Alevilerin önemli oy kaynaklarından biri olduğu CHP her ne kadar Kemalist Laikçi düşünceyi elden bırakmamakla birlikte olaya nispeten daha gerçekçi yaklaşmakta ve esasen daha önce bazı belediyelerin arsa tahsisi ve elektrik, su giderlerini karşılaması gibi hizmetlerini de göz önüne alırsak daha somut vaatlerde bulunmaktadır.
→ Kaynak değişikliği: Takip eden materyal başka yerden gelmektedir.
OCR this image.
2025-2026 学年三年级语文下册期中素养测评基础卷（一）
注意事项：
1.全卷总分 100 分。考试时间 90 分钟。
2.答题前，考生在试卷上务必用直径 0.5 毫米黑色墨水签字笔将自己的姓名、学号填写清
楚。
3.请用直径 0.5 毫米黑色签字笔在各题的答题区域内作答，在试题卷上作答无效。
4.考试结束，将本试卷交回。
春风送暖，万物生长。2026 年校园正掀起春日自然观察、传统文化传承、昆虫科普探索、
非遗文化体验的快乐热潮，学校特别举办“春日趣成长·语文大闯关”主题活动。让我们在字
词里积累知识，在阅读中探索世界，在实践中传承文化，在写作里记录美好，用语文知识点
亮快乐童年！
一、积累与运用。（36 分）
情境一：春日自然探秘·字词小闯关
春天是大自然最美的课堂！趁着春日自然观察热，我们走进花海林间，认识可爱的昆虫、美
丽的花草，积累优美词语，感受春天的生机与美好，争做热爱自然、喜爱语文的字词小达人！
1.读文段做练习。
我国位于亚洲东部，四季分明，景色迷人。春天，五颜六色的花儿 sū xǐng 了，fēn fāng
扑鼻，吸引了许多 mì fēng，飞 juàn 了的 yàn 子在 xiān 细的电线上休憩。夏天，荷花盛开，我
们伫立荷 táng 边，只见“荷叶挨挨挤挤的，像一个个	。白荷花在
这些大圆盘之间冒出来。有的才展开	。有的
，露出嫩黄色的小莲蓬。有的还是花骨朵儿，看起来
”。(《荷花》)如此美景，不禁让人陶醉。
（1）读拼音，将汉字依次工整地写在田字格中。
Programın “Toplumsal Barış” adlı bölümünde “Diyanet İşleri Başkanlığı’nı yeniden yapılandırarak laiklik ilkesine uygun ve tüm inançlara eşit mesafede hizmet veren bir kuruma dönüştüreceğiz. Zorunlu din dersi uygulamasına son vereceğiz. Din dersini çağdaş ve çoğulcu bir içeriğe kavuşturacak ve seçmeli hale getireceğiz” demektedir.
Son olarak HDP’nin bu konudaki vaatlerine gelirsek, daha gerçekçi ve tatminkâr bir hava görülmektedir.“Herkesin inancı, kültürü ve dünya görüşü çerçevesinde sosyal hayatını özgürce yaşamasının önünü çoğulcu demokrasiye uygun bir şekilde açacağız.”
“Başta cemevleri olmak üzere, Alevilerin bütün mekânlarını ‘ibadethane’ olarak tanıyacak ve kamu güvencesi altına alacağız” denmek suretiyle soruna çok daha gerçekçi bir yaklaşım sergilenmektedir.